Presenting Baton Records' New Sensation Belter Of The Blues

It seems that the fabulous young belter of the Blues, Miss Ann Cole, has finally dug into a good luck treasure chest and has come up with the winning sound that has her on the hit kick. Her newest Baton recording is called "I've Got My Mo-Jo Working" -- and if "Mo-Jo" means the power of producing hit records, then it sure is working for lovely little Ann. Now, for those of you who aren't too hip to the know 'bout this chick who's puttin' down the most in Rhythm and Blues sounds, we'll ink out the fine facts for you to dig into so that you can hip yourself to the happenings.

Ann Cole began her professional career with her entire family, a spiritual group called "The Colemanaires". The group traveled throughout the United States for over two years and made appearances in a number of major cities, with Ann doing most of the group's lead singing -- in addition to solo work. "The Colemanaires" popularity grew to the extent that Ann's uncle formed the Coleman Recording Company, for which Ann made several recordings.

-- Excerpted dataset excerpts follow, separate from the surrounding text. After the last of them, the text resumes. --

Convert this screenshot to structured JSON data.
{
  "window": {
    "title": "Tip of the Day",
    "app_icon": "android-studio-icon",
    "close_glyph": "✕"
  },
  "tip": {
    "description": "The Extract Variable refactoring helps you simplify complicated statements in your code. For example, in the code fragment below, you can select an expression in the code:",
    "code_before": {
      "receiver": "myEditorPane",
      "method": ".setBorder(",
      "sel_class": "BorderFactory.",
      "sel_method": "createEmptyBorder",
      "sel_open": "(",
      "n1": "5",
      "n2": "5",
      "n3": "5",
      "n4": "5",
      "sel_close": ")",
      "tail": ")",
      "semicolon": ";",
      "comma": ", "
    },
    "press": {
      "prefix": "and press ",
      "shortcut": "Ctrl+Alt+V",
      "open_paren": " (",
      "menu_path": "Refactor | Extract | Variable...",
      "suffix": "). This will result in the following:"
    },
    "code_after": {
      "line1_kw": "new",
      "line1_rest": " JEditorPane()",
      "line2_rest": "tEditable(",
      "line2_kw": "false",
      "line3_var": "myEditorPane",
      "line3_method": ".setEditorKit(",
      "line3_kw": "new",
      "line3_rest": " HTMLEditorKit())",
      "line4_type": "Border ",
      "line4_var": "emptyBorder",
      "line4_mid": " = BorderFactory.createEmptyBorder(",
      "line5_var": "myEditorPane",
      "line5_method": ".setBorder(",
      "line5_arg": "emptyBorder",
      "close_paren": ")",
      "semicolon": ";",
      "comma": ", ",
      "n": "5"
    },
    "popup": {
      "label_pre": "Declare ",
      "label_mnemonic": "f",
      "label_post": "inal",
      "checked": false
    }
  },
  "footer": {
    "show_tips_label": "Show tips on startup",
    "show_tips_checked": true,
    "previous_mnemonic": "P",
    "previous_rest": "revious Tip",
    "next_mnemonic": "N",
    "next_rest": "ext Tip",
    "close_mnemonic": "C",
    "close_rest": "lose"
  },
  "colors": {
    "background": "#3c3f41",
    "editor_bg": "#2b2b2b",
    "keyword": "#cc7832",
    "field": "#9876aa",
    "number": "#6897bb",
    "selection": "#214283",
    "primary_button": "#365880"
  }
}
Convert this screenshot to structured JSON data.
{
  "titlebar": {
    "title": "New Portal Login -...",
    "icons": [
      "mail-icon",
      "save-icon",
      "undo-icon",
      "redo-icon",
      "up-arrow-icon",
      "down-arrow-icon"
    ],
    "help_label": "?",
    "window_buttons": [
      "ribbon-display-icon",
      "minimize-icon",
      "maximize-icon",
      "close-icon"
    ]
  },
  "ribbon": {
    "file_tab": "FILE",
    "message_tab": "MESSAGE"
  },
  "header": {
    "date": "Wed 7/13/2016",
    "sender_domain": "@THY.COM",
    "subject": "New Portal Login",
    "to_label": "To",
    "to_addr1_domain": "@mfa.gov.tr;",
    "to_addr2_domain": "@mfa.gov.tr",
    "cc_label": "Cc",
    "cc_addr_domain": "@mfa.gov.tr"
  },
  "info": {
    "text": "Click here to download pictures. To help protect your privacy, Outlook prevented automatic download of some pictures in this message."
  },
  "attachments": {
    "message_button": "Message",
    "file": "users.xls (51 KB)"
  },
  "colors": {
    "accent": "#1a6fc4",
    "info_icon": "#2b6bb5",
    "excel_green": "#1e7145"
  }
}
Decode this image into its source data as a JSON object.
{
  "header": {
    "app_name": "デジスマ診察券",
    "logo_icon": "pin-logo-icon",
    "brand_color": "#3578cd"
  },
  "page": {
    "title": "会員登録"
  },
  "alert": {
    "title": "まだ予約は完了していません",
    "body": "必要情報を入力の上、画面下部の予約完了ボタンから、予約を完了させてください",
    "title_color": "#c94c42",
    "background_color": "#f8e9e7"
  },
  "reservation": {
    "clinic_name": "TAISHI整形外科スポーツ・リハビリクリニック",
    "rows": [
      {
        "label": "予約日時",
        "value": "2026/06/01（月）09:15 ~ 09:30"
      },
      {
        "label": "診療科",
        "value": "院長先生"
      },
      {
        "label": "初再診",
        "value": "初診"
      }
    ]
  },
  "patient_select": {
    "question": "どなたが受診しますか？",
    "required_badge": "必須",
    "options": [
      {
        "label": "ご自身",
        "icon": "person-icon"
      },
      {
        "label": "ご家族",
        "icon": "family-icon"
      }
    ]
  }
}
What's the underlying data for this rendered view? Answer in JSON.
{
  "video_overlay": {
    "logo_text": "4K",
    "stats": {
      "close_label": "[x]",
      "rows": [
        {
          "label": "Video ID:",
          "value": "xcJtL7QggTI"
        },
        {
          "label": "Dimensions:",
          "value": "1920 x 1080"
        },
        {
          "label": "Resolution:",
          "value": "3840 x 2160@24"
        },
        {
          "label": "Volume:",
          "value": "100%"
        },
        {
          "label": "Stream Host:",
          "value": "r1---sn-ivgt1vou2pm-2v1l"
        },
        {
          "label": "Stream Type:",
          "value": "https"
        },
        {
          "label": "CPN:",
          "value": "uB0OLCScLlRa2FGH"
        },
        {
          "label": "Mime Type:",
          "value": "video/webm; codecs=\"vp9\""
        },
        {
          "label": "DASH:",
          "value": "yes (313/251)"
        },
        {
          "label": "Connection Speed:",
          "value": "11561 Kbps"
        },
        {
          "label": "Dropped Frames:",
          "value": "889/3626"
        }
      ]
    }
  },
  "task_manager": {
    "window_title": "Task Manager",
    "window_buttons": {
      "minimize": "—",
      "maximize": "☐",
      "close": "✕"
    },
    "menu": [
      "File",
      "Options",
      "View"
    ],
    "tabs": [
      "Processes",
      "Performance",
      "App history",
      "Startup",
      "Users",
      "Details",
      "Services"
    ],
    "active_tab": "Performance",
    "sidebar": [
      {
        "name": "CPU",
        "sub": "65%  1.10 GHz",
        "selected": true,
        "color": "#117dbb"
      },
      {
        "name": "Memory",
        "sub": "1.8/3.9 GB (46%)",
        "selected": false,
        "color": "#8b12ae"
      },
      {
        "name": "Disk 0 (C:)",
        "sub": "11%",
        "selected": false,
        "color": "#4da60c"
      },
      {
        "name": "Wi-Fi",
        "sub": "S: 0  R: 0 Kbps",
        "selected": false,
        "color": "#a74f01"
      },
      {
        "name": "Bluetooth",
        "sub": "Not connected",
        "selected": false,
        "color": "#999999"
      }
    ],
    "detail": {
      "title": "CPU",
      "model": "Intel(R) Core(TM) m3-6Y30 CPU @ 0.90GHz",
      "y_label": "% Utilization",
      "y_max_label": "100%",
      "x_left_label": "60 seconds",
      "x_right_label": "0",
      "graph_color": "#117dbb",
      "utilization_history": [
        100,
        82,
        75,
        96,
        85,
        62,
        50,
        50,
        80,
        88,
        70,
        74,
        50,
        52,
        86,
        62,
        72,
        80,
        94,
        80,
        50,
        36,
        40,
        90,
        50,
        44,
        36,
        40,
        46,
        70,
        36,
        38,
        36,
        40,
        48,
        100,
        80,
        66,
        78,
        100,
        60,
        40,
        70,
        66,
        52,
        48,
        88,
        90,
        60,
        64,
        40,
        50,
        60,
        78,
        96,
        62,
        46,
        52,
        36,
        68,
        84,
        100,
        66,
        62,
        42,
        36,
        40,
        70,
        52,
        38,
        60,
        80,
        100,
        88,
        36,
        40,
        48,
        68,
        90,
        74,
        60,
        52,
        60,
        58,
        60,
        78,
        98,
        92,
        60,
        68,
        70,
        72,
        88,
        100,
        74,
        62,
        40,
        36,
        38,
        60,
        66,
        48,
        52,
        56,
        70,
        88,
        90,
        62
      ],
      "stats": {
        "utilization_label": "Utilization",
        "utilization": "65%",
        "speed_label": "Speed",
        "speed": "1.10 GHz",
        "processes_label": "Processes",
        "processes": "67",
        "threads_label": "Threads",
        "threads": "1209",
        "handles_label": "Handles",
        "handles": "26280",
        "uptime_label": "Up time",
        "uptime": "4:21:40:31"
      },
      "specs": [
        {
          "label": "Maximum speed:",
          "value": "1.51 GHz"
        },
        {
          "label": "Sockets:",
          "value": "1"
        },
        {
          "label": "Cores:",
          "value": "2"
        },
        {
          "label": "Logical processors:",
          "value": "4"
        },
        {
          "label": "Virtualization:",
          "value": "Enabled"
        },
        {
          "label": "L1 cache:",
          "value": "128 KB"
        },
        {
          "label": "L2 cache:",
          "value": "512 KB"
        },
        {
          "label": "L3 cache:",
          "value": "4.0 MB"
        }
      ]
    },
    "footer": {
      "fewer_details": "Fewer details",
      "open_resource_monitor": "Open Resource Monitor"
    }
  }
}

The family group eventually drifted apart, but Ann continued singing whenever and wherever she could. At one time, she recorded several tunes for Timely Records, which, for lack of distribution, never became popular. One person, however, did hear the records and realized that there was a girl with great potentiality. Lou Sprung and Sol Rabinowitz, prexy of Baton Records, searched for two years attempting to reach the obscure singer. Finally, one member of a vocal group the company was recording knew Ann and thought he could get in touch with her. After a week of phone calls and message leaving, the evasive Miss Cole visited the Baton offices. This all-important interview was on Friday. By the following Monday, a long-term contract was signed, and the master on her first release, "Are You Satisfied" was cut.

Now that you've picked up on the facts in ink, we think you should go out and pick up wax facts, meaning the platters that are spinning 'round and 'round with that most fabulous Ann Cole sound.

Later, for all you hippies -- we hope you'll follow our advice 'cause Ann Cole is really nice. Dig?